Why does the wind speed increase when streamlines approach each other?

Question

In my physics textbook, there's a chapter on fluids which discusses pressure, flow rate, continuity, and the Bernoulli effect. I understand why pressure gradients induce net force on a column of fluid and why that subsequently causes the speed of the fluid to increase as it enters the low-pressure area.

The book goes on to mention some implications of the Bernoulli effect using the example of lift:

Could someone please explain why the speed of the wind increases when it passes over a concave-down shaped structure such as the top of the wing shown here? What exactly causes that speed to increase? I assume it has something to do with the streamlines approaching each other, but why would that cause acceleration?

Answer 1

In the case of concave down part

The fluid that was initially flowing would have to shift a little bit upwards where there already exists fluid that was any way moving in that direction so at close approach to the surface there is same amount of fluid moving through lesser space and then we know

---

A1V1 = A2V2

Hence velocity increases similar way you can think for lower surface

Hope you can visualise

Answer 2

There is a very nice interpretation of this in 2D potential flow theory. The streamlines correspond to specific values of Lagrange's stream function $\psi$. it is defined by:

$u = \dfrac{\partial \psi}{\partial y}$ and $v =-\dfrac{\partial \psi}{\partial x}$.
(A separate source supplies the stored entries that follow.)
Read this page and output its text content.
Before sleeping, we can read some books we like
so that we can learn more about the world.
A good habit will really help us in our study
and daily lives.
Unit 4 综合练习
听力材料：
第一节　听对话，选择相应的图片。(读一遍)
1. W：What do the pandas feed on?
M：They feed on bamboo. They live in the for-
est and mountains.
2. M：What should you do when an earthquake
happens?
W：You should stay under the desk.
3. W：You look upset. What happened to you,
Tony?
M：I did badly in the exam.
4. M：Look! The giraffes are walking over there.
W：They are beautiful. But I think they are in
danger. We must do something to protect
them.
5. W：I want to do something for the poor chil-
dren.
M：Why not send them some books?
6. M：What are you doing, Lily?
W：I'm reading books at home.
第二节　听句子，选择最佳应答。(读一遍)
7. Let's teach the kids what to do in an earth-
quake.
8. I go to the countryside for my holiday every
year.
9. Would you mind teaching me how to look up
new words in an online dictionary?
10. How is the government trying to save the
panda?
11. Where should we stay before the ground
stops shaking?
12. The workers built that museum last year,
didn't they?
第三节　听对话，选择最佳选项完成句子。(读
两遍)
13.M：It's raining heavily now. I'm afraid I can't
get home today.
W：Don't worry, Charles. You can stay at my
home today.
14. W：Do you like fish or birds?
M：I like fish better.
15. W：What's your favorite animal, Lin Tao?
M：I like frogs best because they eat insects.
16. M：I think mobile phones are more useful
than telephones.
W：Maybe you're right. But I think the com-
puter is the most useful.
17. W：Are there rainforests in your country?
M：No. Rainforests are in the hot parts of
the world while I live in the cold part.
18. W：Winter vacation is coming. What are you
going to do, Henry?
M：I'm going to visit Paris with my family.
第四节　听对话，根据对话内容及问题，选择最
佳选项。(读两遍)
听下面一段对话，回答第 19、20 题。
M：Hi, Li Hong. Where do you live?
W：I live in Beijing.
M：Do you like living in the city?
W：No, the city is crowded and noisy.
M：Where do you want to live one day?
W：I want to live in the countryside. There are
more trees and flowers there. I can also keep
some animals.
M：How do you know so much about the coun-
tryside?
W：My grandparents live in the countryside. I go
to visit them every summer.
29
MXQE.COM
If you calculate the flow rate $Q$ per unit depth from one streamline (A) to another streamline (B)

$Q = \int_A^B[u,v]\cdot[n_x,n_y]ds,$

in which $[u,v]$ is the velocity vector and $[n_x,n_y]$ is the normal vector of the line integral from $A$ to $B$. The normal vector is given by $[dy,-dx]/ds$. Hence,

$Q = \int_A^B[u,v]\cdot[dy,-dx]=\int_A^B udy-vdx.$

Now, apply the definition of the stream function.

$Q = \int_A^B \dfrac{\partial \psi}{\partial y}dy-\left(-\dfrac{\partial \psi}{\partial x} \right)dx$

Observe that the expression in the integral equals the total derivative of $\psi$. So, we obtain:

$Q = \int_A^B d\psi=\psi(B)-\psi(A).$

EDIT: The tighter the streamlines get (we assume the Q is constant from one to the next streamline), due to the concave surface, the smaller will the distance d become. In order to still have constant $Q$ the velocity has to increase.